Appendix A Qualitative Examples

a.1 Comparison with MCN and MLLC

In Figure 7, we provide examples of challenging instances from Tempo-HL and DiDeMo, and show the temporal segment chosen by our model compared to prior work. Our model reliably localizes difficult queries that are missed by both MCN [7] and MLLC [8].

a.2 Examples of Compositional Grounding

In Figure 8, we provide examples of instances from Tempo-HL and DiDeMo, and show the temporal segments that we identify as sub-events. We show that CTG-Net identifies sensible sub-events, and later uses these to create a final grounding.

a.3 Examples Before and After Refinement

In Figure 9, we provide examples of instances from Tempo-HL and DiDeMo, grounded using CTG-Net before and after the refinement step. Refinement improves groundings.

Appendix B Dependency Parser

b.1 Example Segmentations

In Figure 10, we show examples of sub-events identified by CTG-Net with the parser approach. This model identifies sensible sub-events, which can each be grounded in the video.

b.2 Distribution of Sub-Events

In Figure 11, we show the distribution of the number of sub-events identified by the parser in each of the three datasets: DiDeMo, Tempo-TL, and Tempo-HL.

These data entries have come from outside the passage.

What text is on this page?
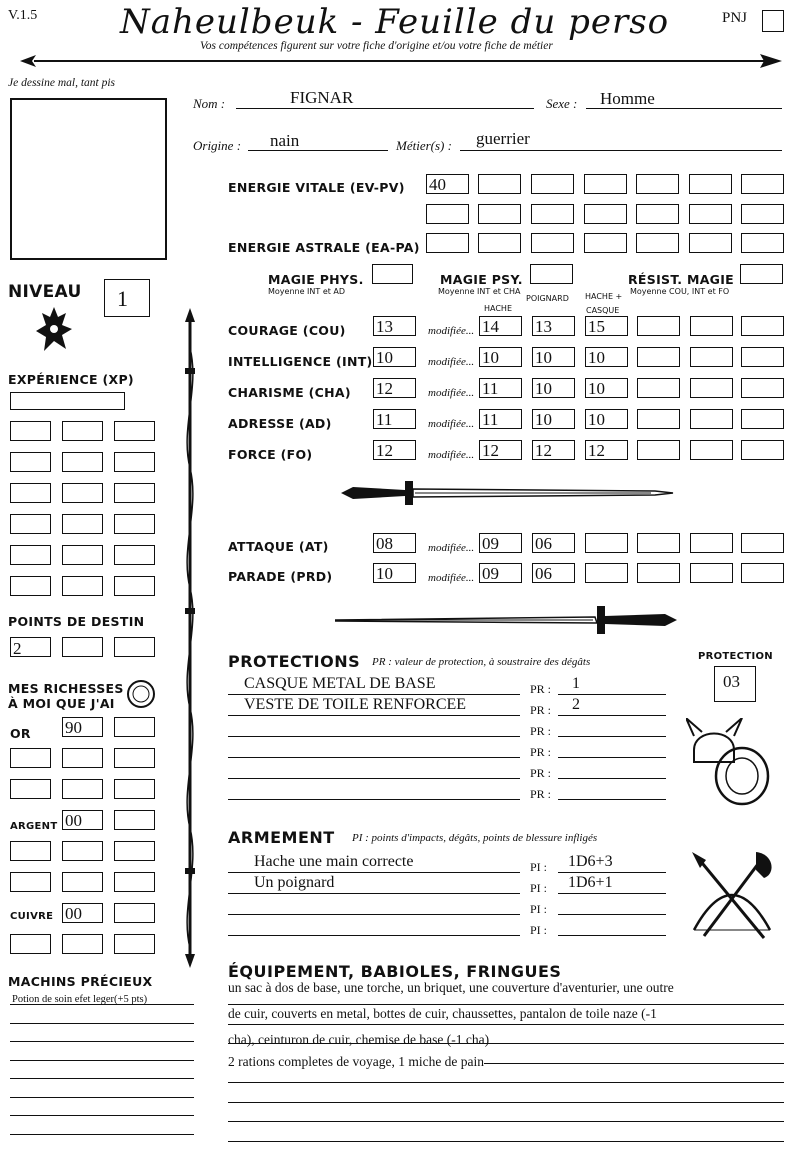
V.1.5 Naheulbeuk - Feuille du perso	PNJ
Vos compétences figurent sur votre fiche d'origine et/ou votre fiche de métier
Je dessine mal, tant pis
NIVEAU 1
EXPÉRIENCE (XP)
POINTS DE DESTIN
2
MES RICHESSES
À MOI QUE J'AI
OR
ARGENT
CUIVRE
MACHINS PRÉCIEUX
Potion de soin efet leger(+5 pts)
Nom :	FIGNAR	Sexe : Homme
Origine : nain	Métier(s) : guerrier
ENERGIE VITALE (EV-PV)
ENERGIE ASTRALE (EA-PA)
MAGIE PHYS.
Moyenne INT et AD
MAGIE PSY.
Moyenne INT et CHA
RÉSIST. MAGIE
Moyenne COU, INT et FO
HACHE
POIGNARD HACHE +
CASQUE
PROTECTIONS PR : valeur de protection, à soustraire des dégâts	PROTECTION
03
ARMEMENT PI : points d'impacts, dégâts, points de blessure infligés
ÉQUIPEMENT, BABIOLES, FRINGUES
90
00
00
40
COURAGE (COU) 13	modifiée... 14 13 15
INTELLIGENCE (INT) 10	modifiée... 10 10 10
CHARISME (CHA) 12	modifiée... 11 10 10
ADRESSE (AD)	11	modifiée... 11 10 10
FORCE (FO)	12	modifiée... 12 12 12
ATTAQUE (AT)	08	modifiée... 09 06
PARADE (PRD)	10	modifiée... 09 06
PR :
CASQUE METAL DE BASE	1
PR :
VESTE DE TOILE RENFORCEE	2
PR :
PR :
PR :
PR :
PI :
Hache une main correcte	1D6+3
PI :
Un poignard	1D6+1
PI :
PI :
un sac à dos de base, une torche, un briquet, une couverture d'aventurier, une outre
de cuir, couverts en metal, bottes de cuir, chaussettes, pantalon de toile naze (-1
cha), ceinturon de cuir, chemise de base (-1 cha)
2 rations completes de voyage, 1 miche de pain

Figure 7: Example results from the Tempo-HL and DiDeMo training sets. We compare CTG-Net with the Bi-directional LSTM attention mechanism against results from MCN [7] and MLLC [8].
Figure 8: Example results of temporally grounded sub-events from Tempo-HL and DiDeMo. We CTG-Net model with the dependency parser, and show the individual temporal groundings before combination and refinement. The top 3 examples depict examples of accurate compositional groundings, and the bottom 2 depict incorrect groundings.
Figure 9: Example results of CTG-Net before and after the refinement step, shown on Tempo-HL and DiDeMo. In the top 3 examples, we see that the refinement step is able to improve the prediction. In the bottom example, we show a difficult case where the refinement process leads to incorrect predictions.
Figure 10: Example sub-event segmentations produced by the dependency parser.
Figure 11: Distribution of number of sub-events in DiDeMo (left), Tempo-TL (middle) and Tempo-HL (right), as identified by our dependency parser approach. DiDeMo queries are typically shorter and contain few sub-events. Tempo-TL and Tempo-HL are strongly biased towards two sub-events per query.